Dave McDaniel discovered these vulnerabilities. Blog by Jon Munshaw.

Cisco Talos recently discovered multiple vulnerabilities in the D-LINK DIR-3040 wireless router.

The DIR-3040 is an AC3000-based wireless internet router. These vulnerabilities could allow an attacker to carry out a variety of malicious actions, including exposing sensitive information, causing a denial of service and gaining the ability to execute arbitrary code. TALOS-2021-1281 (CVE-2021-21816) and TALOS-2021-1282 (CVE-2021-21817) are information disclosure vulnerabilities in the router that could be triggered by a specially crafted network request. An attacker could exploit these vulnerabilities to view the device’s system log.

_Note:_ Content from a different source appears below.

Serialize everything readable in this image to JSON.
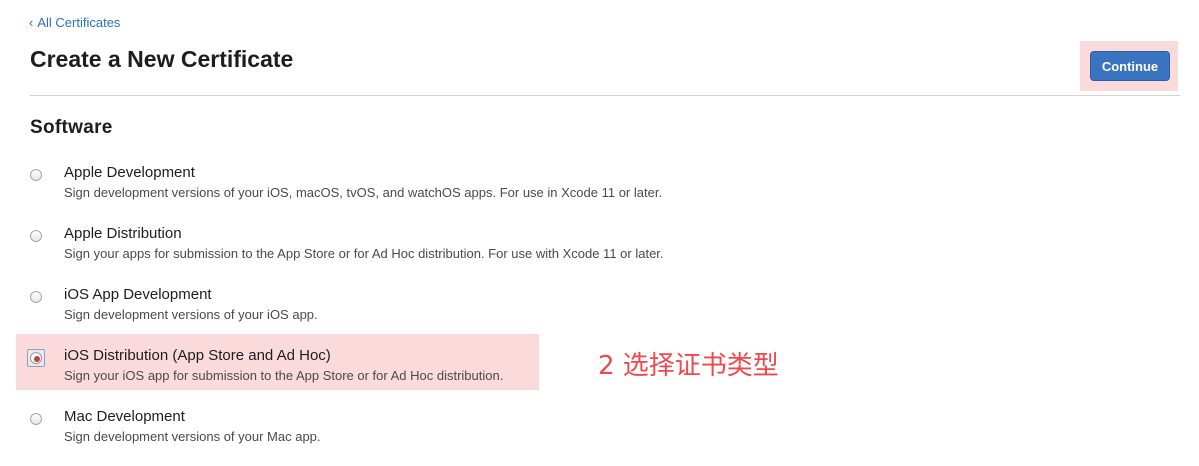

TALOS-2021-1283 (CVE-2021-21818) and TALOS-2021-1285 (CVE-2021-21820) are both hardcoded password vulnerabilities. However, TALOS-2021-1283 could cause a denial of service, while TALOS-2021-1285 could allow an attacker to execute code on the router.

An adversary could also gain the ability to execute code by exploiting TALOS-2021-1284 (CVE-2021-21819) after sending the target a sequence of requests.

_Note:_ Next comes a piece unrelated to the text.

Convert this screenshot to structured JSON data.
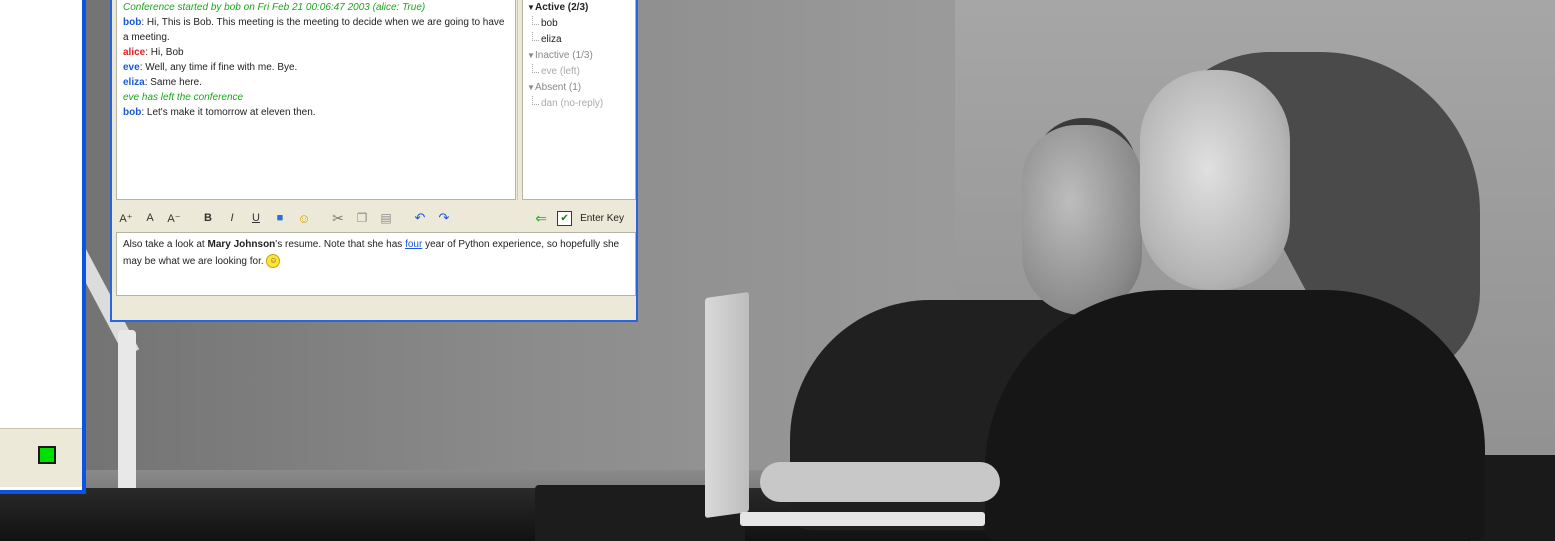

Cisco Talos worked with D-LINK to ensure that these issues are resolved and an update is available for affected customers, all in adherence to Cisco’s vulnerability disclosure policy.

Users are encouraged to update these affected products as soon as possible: D-LINK DIR-3040 router, version 1.13B03. Talos tested and confirmed these versions of the DIR-3040 could be exploited by this vulnerability.

The following SNORTⓇ rules will detect exploitation attempts against this vulnerability: 57475 - 57478. Additional rules may be released in the future and current rules are subject to change, pending additional vulnerability information. For the most current rule information, please refer to your Firepower Management Center or Snort.org.